Tuesday, August 14, 2007

Area Weighted Join vs. Standard Join

Students from an advanced suitability analysis course this summer needed to create a report that specified the percent of the join layer that intersected the target layer. For example, they needed to calculate the percent of each use from a landuse shapefile that intersect each zip code in Texas. I wrote a quick script for the class that generated the report they needed, but the implications are astounding to me.

Here is what I mean by astounding. As a test, I calculated the median household income and the total population within a 1-mile radius around each dance club in Arlington, TX comparing the following methods: (1) Total population using ArcMap's standard spatial join tool, (2) Total population using an area-weighted summation, (3) Average median household income using standard spatial join, (4) Average median household income using an area-weighted average.

The following table displays the results.



Field A displays the dance club's name. Fields B, C, and D above display the difference between using the standard ArcMap spatial join tool and a weighted-average spatial join tool when calculating average household income. Fields E, F, and G display the differences when calculating the total population.

The differences in both cases are quite high. I am thinking of myself and all of the students who I have seen naively rely on the standard spatial join tool for these types of calculations. Wow...

Why is there such a difference?

An area-weighted spatial join between two polygons comes in two flavors, depending on whether ti is calculating an average or a sum.

If it is calculating an average, the formula is [area-percent] * [value] + [area-percent] * [value]... The most important consideration is the percentages of the join features that are within each target feature. For example, in a particular zip code, there might be 3 block groups. Let's further suppose that block group 1 comprises 50%, block group 2 comprises 35%, and block group 3 comprises 15%.

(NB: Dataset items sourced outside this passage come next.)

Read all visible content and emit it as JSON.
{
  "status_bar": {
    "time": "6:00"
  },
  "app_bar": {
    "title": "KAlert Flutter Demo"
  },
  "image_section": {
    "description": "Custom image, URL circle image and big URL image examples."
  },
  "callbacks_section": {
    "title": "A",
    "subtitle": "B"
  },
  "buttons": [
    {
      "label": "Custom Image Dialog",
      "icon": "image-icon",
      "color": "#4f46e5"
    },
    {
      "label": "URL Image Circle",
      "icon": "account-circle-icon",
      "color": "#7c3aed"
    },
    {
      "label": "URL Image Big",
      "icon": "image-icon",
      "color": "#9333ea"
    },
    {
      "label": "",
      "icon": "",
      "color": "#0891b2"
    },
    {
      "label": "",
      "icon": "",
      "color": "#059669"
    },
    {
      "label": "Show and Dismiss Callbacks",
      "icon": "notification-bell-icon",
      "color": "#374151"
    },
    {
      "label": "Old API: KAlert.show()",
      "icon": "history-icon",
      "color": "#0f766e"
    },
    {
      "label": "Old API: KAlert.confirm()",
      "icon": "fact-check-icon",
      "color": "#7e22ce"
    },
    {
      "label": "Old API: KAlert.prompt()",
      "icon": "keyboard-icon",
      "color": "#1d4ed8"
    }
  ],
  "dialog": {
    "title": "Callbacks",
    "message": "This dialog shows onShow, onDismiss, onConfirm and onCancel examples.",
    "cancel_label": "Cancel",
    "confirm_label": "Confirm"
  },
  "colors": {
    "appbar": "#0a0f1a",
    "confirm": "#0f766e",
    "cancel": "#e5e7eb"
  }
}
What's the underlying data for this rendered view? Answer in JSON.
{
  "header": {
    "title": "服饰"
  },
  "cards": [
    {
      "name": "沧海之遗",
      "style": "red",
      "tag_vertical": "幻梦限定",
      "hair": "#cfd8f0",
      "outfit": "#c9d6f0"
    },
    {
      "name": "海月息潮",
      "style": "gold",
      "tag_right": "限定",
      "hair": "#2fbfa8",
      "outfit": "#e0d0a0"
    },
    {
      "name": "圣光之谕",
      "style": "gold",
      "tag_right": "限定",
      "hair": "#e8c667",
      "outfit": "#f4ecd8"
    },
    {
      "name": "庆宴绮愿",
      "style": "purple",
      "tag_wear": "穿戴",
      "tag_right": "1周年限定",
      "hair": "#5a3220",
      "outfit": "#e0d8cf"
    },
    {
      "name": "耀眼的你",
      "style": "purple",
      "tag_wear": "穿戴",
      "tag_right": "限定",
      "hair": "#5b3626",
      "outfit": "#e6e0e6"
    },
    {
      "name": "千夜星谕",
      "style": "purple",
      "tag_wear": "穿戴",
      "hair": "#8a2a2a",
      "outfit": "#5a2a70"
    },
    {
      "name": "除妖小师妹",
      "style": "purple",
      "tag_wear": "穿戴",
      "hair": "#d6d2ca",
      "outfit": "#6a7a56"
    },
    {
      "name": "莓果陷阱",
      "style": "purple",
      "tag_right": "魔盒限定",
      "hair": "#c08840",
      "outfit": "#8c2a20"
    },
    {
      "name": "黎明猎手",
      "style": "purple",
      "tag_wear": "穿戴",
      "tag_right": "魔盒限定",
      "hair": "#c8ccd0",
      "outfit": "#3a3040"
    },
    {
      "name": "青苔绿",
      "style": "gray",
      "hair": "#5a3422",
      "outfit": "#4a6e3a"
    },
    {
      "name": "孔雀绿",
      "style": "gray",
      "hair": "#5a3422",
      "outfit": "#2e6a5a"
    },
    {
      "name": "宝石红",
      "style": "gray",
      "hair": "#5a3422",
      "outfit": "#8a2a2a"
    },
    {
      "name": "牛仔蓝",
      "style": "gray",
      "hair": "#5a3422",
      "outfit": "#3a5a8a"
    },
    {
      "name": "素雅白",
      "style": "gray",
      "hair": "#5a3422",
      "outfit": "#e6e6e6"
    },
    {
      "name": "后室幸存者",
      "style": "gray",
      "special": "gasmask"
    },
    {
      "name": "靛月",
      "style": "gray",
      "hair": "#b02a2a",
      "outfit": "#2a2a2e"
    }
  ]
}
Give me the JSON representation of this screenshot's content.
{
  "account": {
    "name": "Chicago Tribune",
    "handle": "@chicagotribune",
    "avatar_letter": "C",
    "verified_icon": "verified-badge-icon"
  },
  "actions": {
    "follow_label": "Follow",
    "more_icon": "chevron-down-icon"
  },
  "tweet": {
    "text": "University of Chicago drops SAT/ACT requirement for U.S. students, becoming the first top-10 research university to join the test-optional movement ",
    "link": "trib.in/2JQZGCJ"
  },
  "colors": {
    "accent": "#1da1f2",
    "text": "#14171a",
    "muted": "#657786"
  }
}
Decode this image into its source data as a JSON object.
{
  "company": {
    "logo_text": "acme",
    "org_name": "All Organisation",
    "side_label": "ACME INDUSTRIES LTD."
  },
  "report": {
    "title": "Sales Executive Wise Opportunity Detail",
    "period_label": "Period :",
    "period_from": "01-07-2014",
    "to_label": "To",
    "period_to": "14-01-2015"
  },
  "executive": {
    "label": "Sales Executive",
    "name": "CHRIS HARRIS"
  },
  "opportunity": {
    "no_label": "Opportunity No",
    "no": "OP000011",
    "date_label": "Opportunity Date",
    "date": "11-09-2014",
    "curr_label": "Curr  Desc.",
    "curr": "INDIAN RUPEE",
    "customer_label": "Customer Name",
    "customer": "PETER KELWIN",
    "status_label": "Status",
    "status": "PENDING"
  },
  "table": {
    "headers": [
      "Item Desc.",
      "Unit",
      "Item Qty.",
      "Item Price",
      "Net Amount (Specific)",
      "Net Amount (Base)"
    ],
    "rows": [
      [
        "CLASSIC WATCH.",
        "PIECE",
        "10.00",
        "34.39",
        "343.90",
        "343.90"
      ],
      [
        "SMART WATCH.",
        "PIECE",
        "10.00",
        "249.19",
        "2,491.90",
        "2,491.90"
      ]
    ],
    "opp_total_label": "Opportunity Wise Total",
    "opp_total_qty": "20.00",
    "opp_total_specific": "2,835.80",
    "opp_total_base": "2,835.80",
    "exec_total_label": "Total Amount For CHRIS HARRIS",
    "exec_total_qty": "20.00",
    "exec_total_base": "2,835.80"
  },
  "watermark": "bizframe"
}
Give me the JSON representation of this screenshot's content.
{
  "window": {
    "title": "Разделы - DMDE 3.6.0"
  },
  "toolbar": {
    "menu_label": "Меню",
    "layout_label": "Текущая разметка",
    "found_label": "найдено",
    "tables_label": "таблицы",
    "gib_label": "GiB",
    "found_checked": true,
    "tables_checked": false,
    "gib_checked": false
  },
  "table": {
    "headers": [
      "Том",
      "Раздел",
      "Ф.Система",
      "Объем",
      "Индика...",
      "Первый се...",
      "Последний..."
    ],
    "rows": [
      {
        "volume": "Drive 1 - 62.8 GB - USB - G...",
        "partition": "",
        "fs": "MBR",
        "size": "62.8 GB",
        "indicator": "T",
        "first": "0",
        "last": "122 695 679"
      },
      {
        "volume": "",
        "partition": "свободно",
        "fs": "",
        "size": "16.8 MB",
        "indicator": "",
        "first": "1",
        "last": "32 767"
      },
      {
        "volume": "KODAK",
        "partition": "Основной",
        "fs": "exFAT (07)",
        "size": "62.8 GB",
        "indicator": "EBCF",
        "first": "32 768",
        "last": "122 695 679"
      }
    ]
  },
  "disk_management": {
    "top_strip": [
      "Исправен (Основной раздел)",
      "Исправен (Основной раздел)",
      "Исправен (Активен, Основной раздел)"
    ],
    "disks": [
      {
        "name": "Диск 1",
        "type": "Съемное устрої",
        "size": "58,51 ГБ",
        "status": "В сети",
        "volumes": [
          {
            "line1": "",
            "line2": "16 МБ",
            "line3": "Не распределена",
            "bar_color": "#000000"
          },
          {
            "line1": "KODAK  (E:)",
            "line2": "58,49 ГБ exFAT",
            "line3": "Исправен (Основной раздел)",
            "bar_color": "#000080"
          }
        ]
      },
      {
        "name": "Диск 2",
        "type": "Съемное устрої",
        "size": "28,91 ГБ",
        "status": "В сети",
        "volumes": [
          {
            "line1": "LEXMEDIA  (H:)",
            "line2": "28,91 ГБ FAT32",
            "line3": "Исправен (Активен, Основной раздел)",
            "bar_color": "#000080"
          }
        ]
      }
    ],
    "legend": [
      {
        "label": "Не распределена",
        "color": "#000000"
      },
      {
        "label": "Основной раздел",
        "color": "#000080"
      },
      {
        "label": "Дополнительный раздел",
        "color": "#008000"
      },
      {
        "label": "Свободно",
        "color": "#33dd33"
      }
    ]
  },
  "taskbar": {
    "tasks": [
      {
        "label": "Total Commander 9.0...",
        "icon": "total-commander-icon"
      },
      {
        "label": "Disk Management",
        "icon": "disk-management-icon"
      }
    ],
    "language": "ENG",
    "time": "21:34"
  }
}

If it is calculating a sum, the most important consideration is the percent of the join feature that actually intersects the target feature. The formula is ( [% area intersects target feature] * [value] + [% area intersects target feature] * [value] ) / number of intersecting join features. This is why you will see a much larger error when using the standard spatial join tool for summations than for averages. If 2% of a block group intersects a zip code, the standard tool will include the entire population of the block group instead of only 2%.

Is This a Perfect Solution?

No. This assumes a perfectly even distribution within each join feature. It is, however, a huge improvement.

Where Can I Get the Script?

Download it here. Extract the compressed archive and you will see three Python scripts and an ArcGIS toolbox. Open ArcMap or ArcCatalog, ensure ArcToolbox is visible, and add the Spatial Join Tools.tbx (single-click).

Caveat: These scripts are first drafts and have not been tested on any systems other than the ArcINFO Desktop 9.1 & 9.2 systems here at UT Arlington. There is no documentation. Also, the scripts run on the slow side. Eventually these will be optimized, but at the current time they are presented as is.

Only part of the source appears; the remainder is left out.